Veganism, children and nutrition is an emotive combination, and every so often, the media puts out a tragic story about a vegan child who has failed to thrive. Whether they’re vegan or not, every parent has a responsibility to give their child the nutrition they need for a great start in life. We work with the British Dietetic Association to share the message that well-planned vegan diets can support healthy living in people of all ages. Our nutrition zone hosts information that has been reviewed by a paediatric dietitian, and First Steps Nutrition Trust has produced an excellent guide. Any parent with concerns about nutritional planning can talk to their doctor about seeing a paediatric dietitian.

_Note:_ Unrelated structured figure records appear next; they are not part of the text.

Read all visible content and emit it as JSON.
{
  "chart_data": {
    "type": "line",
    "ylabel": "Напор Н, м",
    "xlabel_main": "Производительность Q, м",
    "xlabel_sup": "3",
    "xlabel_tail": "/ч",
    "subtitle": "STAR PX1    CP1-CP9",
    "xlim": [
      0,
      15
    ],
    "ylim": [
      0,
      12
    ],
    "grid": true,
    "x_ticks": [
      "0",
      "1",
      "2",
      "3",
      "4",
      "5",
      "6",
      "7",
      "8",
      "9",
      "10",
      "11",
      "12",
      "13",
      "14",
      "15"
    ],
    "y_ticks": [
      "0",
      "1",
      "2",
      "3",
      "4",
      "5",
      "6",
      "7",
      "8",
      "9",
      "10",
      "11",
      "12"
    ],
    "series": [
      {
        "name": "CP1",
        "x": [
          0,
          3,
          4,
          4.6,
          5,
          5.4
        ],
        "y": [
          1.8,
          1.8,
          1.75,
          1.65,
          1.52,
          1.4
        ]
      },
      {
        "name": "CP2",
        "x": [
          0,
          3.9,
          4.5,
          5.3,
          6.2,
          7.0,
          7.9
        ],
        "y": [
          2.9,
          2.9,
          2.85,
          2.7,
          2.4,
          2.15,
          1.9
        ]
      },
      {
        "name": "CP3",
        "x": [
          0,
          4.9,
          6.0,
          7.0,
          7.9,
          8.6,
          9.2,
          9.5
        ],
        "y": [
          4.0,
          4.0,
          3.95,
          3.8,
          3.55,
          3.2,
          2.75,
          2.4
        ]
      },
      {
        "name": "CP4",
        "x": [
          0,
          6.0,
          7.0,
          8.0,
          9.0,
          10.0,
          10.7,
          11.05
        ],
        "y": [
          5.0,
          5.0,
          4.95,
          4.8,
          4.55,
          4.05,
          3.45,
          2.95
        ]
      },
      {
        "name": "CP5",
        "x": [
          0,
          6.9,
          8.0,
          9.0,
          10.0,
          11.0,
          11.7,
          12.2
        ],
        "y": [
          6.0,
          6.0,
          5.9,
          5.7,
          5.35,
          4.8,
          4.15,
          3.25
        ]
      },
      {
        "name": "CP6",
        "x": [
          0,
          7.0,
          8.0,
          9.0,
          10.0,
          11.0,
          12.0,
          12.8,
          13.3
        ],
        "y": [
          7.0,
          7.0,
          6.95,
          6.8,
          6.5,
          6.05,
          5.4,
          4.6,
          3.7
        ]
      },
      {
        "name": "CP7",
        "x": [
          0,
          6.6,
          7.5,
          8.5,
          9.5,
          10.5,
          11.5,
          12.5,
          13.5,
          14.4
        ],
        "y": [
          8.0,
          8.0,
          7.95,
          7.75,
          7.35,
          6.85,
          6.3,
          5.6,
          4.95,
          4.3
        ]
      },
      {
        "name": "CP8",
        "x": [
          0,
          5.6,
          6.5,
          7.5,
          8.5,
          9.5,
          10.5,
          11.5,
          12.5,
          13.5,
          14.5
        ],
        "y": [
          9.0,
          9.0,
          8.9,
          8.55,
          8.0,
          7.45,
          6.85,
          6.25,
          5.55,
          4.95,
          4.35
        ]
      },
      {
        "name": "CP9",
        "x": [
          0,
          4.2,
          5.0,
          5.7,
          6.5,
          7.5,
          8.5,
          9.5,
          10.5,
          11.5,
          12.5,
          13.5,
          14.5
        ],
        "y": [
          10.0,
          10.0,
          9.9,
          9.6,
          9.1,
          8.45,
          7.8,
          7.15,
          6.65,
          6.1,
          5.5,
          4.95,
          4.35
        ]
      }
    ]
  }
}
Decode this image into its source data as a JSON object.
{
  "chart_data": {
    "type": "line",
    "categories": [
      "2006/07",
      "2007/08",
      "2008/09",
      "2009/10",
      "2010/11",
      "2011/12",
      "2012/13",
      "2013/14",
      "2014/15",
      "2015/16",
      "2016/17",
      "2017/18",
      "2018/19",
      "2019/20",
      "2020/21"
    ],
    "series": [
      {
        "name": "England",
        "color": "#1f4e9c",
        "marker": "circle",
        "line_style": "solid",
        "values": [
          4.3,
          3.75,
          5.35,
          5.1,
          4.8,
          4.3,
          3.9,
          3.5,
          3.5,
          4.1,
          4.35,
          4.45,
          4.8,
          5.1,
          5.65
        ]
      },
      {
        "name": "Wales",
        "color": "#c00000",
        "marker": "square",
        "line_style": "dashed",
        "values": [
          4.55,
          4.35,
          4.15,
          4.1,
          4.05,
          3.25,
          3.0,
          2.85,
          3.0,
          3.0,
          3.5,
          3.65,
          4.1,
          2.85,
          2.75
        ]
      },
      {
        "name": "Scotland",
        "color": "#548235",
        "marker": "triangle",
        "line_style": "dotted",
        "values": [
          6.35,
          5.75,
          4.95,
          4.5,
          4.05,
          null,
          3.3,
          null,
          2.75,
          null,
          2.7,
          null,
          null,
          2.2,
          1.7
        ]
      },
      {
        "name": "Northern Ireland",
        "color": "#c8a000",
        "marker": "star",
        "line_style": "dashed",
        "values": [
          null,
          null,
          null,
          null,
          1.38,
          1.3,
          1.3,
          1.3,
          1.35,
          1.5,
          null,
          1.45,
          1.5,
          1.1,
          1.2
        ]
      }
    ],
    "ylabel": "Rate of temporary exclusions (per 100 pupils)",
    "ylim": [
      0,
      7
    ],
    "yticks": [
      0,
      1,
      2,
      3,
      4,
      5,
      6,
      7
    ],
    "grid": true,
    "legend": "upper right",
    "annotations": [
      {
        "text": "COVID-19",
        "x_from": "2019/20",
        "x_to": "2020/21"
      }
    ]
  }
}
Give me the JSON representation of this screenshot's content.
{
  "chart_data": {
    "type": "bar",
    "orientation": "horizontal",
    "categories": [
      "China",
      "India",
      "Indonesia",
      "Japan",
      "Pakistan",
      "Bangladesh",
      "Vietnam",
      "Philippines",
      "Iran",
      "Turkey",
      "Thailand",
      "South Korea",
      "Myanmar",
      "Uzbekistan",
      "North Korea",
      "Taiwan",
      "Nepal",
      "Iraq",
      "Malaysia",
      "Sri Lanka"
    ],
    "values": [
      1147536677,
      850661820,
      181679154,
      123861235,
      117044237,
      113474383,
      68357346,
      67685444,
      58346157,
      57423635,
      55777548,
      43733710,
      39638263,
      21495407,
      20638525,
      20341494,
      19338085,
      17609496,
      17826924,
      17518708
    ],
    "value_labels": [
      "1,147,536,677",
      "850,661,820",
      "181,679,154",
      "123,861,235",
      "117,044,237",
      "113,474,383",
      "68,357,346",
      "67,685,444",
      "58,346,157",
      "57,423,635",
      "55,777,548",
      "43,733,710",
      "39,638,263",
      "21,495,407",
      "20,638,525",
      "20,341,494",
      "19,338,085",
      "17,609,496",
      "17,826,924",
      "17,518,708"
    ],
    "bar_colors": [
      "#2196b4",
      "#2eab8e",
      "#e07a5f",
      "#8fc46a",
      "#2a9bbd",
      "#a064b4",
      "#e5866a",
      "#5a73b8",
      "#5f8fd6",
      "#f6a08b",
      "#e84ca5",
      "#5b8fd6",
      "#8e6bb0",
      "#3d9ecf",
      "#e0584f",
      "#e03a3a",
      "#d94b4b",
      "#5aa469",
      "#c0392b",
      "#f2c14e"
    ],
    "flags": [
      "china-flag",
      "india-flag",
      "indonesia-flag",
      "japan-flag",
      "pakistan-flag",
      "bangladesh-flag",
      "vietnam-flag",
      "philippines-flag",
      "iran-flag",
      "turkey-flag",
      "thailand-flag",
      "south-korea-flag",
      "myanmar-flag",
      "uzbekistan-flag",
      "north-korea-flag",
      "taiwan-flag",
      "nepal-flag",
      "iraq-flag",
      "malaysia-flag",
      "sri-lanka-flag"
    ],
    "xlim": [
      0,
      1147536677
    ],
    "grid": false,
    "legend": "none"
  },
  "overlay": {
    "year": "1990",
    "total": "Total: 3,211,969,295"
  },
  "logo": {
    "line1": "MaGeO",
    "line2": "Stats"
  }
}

Image by Maria Lindsey from Pexels
Reaping the rewards
You hear a lot about deficiency risks and pitfalls in some articles about vegan nutrition, which can make you feel very negative about the whole thing. It’s essential to provide information about considerations around vegan nutrition, but I aim to frame it in a positive way and help people to see what you can gain from choosing to avoid animal use as much as possible. After all, unless everyone understands why someone might go vegan and how to do it, they can’t make an informed decision.
You can maximise the quality of your daily fuel by including plenty of health-promoting plant foods like wholegrains, fruit, nuts, beans and other vegetables. Furthermore, it may be easier for you to hit your fibre and 5-a-day targets and limit saturated fat as a result of going vegan.
Vegans save lives and reduce their environmental footprint by eating a totally plant-based diet, but of course, veganism is about far more than the food on our plates. Being vegan affects decisions around clothing, toiletries, entertainment and any other area where it’s possible to choose an animal-free alternative. Surely, widening your circle of compassion can never be considered a fad.